Out-Law News 2 min. read

UK employment tribunal figures show fees discouraging "weak and fictitious" claims, says expert


The dramatic fall in the number of claims for unfair dismissal and other complaints against employers shows that the introduction of fees to bring a claim to a UK employment tribunal is discouraging "weak and fictitious" claims, an expert has said.

Christopher Mordue of Pinsent Masons, the law firm behind Out-Law.com, said that the introduction of mandatory conciliation through Acas from May could reduce the number of tribunal applications still further. This is good news for employers, who before the introduction of fees would often settle out of court rather than incur the cost of defending a case, he said.
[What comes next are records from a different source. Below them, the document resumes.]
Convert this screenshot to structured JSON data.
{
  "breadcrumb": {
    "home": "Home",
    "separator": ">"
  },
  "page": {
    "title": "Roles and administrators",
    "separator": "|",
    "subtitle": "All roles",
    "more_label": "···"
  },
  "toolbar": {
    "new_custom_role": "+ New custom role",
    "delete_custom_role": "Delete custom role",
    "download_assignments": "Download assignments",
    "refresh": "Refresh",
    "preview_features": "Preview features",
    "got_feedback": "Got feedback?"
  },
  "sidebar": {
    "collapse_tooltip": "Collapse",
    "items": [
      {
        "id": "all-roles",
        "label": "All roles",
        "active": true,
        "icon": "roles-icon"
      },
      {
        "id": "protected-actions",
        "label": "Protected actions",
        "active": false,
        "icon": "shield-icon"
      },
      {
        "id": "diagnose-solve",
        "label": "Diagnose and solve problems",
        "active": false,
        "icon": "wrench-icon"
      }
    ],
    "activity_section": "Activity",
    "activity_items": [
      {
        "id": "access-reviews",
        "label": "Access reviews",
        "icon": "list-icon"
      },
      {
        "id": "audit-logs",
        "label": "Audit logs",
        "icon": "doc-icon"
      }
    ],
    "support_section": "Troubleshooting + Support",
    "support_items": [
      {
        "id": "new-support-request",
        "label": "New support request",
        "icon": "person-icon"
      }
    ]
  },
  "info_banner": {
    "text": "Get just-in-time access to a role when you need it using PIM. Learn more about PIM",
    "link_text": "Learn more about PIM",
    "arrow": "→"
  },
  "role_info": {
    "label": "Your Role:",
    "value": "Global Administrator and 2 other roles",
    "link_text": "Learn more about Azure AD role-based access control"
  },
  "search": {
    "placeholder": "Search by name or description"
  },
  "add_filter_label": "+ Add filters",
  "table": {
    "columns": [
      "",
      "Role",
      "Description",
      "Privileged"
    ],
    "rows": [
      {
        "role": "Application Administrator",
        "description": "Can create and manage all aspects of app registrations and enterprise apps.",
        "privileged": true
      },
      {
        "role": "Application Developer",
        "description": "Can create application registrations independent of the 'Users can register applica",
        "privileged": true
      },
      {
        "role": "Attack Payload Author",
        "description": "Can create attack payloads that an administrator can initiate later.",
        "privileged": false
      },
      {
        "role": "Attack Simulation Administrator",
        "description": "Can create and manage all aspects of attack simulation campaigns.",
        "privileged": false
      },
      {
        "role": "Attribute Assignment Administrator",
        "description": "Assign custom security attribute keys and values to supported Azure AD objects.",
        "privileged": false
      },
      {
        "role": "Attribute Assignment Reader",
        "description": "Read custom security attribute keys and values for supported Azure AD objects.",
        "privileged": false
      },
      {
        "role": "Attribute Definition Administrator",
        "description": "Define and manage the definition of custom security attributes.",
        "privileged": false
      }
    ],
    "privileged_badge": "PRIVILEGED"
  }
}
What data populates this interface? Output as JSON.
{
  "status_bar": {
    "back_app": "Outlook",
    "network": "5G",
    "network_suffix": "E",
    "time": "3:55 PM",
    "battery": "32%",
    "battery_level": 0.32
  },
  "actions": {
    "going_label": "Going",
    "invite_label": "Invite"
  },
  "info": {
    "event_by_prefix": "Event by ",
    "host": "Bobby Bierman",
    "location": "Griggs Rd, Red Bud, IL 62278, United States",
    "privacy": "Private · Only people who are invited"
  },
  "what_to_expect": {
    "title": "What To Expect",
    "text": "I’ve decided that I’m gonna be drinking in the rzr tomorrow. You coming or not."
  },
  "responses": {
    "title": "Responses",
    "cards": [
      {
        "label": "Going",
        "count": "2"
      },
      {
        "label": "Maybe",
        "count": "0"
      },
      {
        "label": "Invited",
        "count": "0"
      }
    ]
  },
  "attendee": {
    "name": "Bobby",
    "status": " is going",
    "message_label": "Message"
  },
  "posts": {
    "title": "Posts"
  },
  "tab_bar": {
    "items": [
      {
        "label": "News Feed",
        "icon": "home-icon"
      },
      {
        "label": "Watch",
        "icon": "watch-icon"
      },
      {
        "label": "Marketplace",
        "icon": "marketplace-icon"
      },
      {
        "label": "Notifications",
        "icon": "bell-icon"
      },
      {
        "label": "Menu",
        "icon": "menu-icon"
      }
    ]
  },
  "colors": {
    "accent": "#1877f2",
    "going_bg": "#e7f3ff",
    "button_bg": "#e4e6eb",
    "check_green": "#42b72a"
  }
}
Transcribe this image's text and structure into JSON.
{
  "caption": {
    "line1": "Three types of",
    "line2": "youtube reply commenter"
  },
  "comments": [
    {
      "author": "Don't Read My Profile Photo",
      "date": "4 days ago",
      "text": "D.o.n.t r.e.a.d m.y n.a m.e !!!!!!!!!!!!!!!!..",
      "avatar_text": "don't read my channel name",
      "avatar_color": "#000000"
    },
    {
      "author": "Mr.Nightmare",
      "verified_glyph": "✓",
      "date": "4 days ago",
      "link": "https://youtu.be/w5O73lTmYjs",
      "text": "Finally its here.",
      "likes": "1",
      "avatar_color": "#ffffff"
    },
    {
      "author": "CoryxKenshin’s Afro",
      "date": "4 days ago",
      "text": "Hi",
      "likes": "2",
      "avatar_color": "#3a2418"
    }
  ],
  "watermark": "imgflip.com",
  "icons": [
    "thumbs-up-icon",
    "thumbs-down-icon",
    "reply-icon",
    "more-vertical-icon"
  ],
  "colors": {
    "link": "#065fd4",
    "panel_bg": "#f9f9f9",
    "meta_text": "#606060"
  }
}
"Prior to the introduction of fees in July 2013, aggrieved employees were launching a huge number of weak and fictitious claims in the knowledge that it was cheaper for their employer to settle out of court than to incur the cost of defending the case," he said. "The introduction of fees has meant that people without a strong and valid case have been put off making claims in the hope of making a quick buck."

"It will be interesting to see if this trend will continue. We may see the number of claims fall even further in future following the introduction of 'Early Conciliation in Tribunals on 6 April 2014, which will be mandatory for claims after 6 May 2014. On the other hand further declines may be offset by the rising number of unions offering to pay tribunal fees for their members. There is also an unknown quantity of tribunal claims waiting to be processed under the Fee Waiver Scheme, under which claimants who can't afford fees are able to apply for an exemption. It is possible that some of the reported decline in the number of claims will be accounted for by claims yet to emerge from the fee waiver system," he said.

Figures recently published by the Ministry of Justice (MoJ) showed that the number of applications lodged with the employment tribunals fell for the third consecutive quarter between October and December 2013. With 9,801 new claims, the figures showed a 75% drop from the previous quarter and a 79% drop from the same period in 2012. This was the first full three-month period in which tribunal fees had been charged after their introduction on 29 July.

The new regime requires parties to pay an upfront fee to raise a claim with a further ‘hearing fee’ once the case is referred to a tribunal. Claim types are subdivided into the administratively simple ‘Type A’ claims, with fees of £160 and £230; and ‘Type B’ unfair dismissal or discrimination claims, with fees of £250 and £950. Flat fees apply to cases at the Employment Appeal Tribunal (EAT). A remission system operates to exempt people on low incomes and with little in the way of savings from having to pay the full fees.

Last month, a legal challenge to the introduction of the fee system by trade union UNISON was dismissed by the High Court. At the time, the judge noted that it was too early for the union to prove that the new regime breached European law by preventing vulnerable workers and those with ‘protected characteristics’ from claiming against their employers. UNISON intends to appeal the decision, with a particular focus on the adverse effect on women of the introduction of fees, it has said.

From next month, those with employment disputes will have to contact Acas, the government-funded conciliation service, before they actually bring a tribunal claim. This will give parties an additional month in which to reach a settlement outside of the tribunal process.

“Early conciliation may encourage potential claimants to threaten claims in the hope of obtaining a quick and easy settlement but many employers may prefer to test the claimant’s resolve and see whether they are prepared to pay a tribunal fee before they engage in settlement discussions in any detail,” said employment law expert Christopher Mordue.

“However, early conciliation does give employers a new route to avoid tribunal claims and the employment tribunals themselves are also under a new duty to encourage the parties to use alternative dispute resolution, such as Acas or judicial or other mediation, and will consider this at the preliminary hearing stage,” he said.